Karfreitag

Montag, 2. April 2012 bis Sonntag, 8. April 2012

Projekt XX: StrongmanRun 2012

Tag: 181 - 187 / Trainingstag: 110 - 114
Wetter: keine Angabe

Anmerkung: Dieser Eintrag wurde am 29. Juni nachträglich verfasst

Nach den erholsamen Tagen in Trier gibt es in den verbleibenden Wochen eigentlich nur noch eines zu tun: Tempo, Tempo, Tempo!
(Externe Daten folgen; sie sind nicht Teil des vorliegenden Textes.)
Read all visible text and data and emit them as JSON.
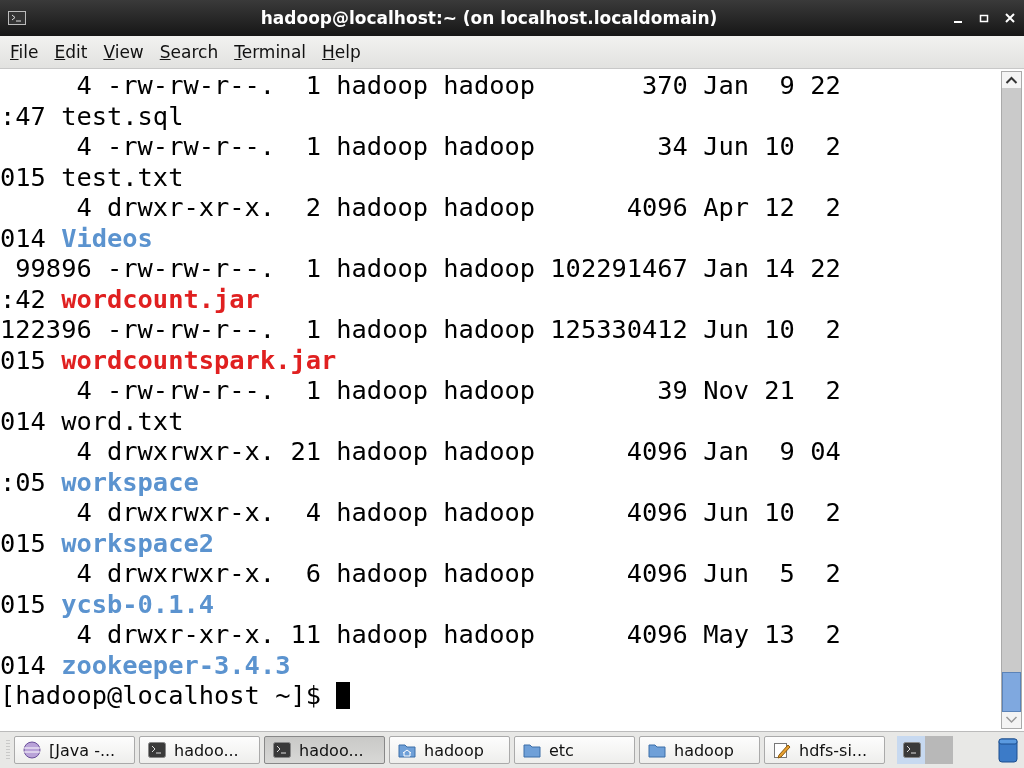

Montags startete ich daher zu einem moderaten Tempolauf (9,66km – 43:55min), damit ich dienstags noch genug Körner für die ersten, ernsthaften 400m-Intervalle in Petto hatte.
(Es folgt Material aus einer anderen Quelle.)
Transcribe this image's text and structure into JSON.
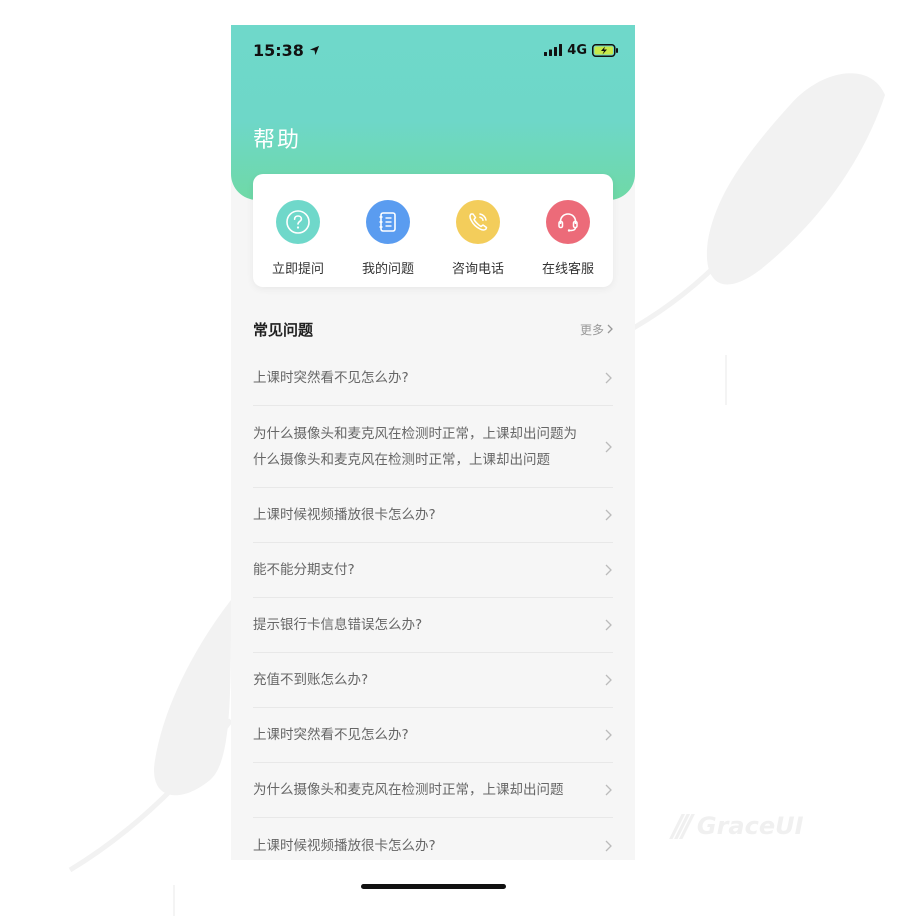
{
  "brand": {
    "slashes": "///",
    "name": "GraceUI"
  },
  "status_bar": {
    "time": "15:38",
    "network": "4G"
  },
  "page": {
    "title": "帮助"
  },
  "quick_actions": [
    {
      "label": "立即提问",
      "icon": "question-icon",
      "color": "#6fd8ca"
    },
    {
      "label": "我的问题",
      "icon": "notebook-icon",
      "color": "#5a9cf0"
    },
    {
      "label": "咨询电话",
      "icon": "phone-icon",
      "color": "#f3cd5b"
    },
    {
      "label": "在线客服",
      "icon": "headset-icon",
      "color": "#ec6b79"
    }
  ],
  "faq": {
    "title": "常见问题",
    "more_label": "更多",
    "items": [
      {
        "text": "上课时突然看不见怎么办?"
      },
      {
        "text": "为什么摄像头和麦克风在检测时正常，上课却出问题为什么摄像头和麦克风在检测时正常，上课却出问题"
      },
      {
        "text": "上课时候视频播放很卡怎么办?"
      },
      {
        "text": "能不能分期支付?"
      },
      {
        "text": "提示银行卡信息错误怎么办?"
      },
      {
        "text": "充值不到账怎么办?"
      },
      {
        "text": "上课时突然看不见怎么办?"
      },
      {
        "text": "为什么摄像头和麦克风在检测时正常，上课却出问题"
      },
      {
        "text": "上课时候视频播放很卡怎么办?"
      }
    ]
  }
}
Es gelten die altbekannten Regeln:
Zuerst einige Kilometer ganz gemütlich warmlaufen, danach wirds schmerzhaft.
Je 5mal 400m Vollgas gefolgt von 400m Pause im lockeren Trab.
Dabei sollten alle schnellen 400m Zeiten möglichst dicht beieinander liegen.
Laufen wollte ich diese Einheit nicht wie gewohnt auf der 400m Bahnanlage, sondern in den windigen Rheinauen.
Nach Monaten voller Kraft- und Ausdauertraining tat diese Schnellkraft-Einheit besonders weh.
Dennoch konnte ich am Ende sogar noch einen 6. Durchgang anhängen.
Die Zeiten waren zwar nicht so hammerhart, aber trotzdem noch eine gute Ausgangsbasis, um in der Saison 2012 wieder vorne mitmischen zu können:


1) 78,34 sek
2) 78,32 sek
3) 80,72 sek
4) 76,88 sek
5) 77,51 sek
6) 75,84 sek

Mittwoch ging es zum Rumpftraining wieder ins Studio, die Beine hatten also einen Ruhetag und Donnerstag legte ich einen kompletten Ruhetag ein.

Dann kam der Freitag.
Karfreitag.
Einer meiner „Geburtstage“
Karfreitag vor 23 Jahren (ganz genau am 24.03.1989) schrammte ich nach einem heftigen Rennradunfall zum ersten Mal nur knapp am Tod vorbei.
… Tod…
Im Alltag verdrängen wir ihn, die Meisten von uns begegnen ihm auch (zum Glück?) nur sehr, sehr selten.
Leider (oder zum Glück?) habe ich einige solcher prägnanter Daten; Tage an denen es mich „fast erwischt“ hätte.
Tage, die mich zum Nachdenken anhalten.
Ich bin mir meiner Sterblichkeit sehr wohl bewusst.
Jemand, der nur mit einem Helm und einer 1mm Stoffschicht als Schutz auf einem Rennrad mit 50 km/h und mehr zwischen LKWs auf Landstraßen umher saust, sollte sich dessen wahrscheinlich auch sehr wohl bewusst sein.
Und dennoch erwischen mich diese Tage dann doch wieder eiskalt.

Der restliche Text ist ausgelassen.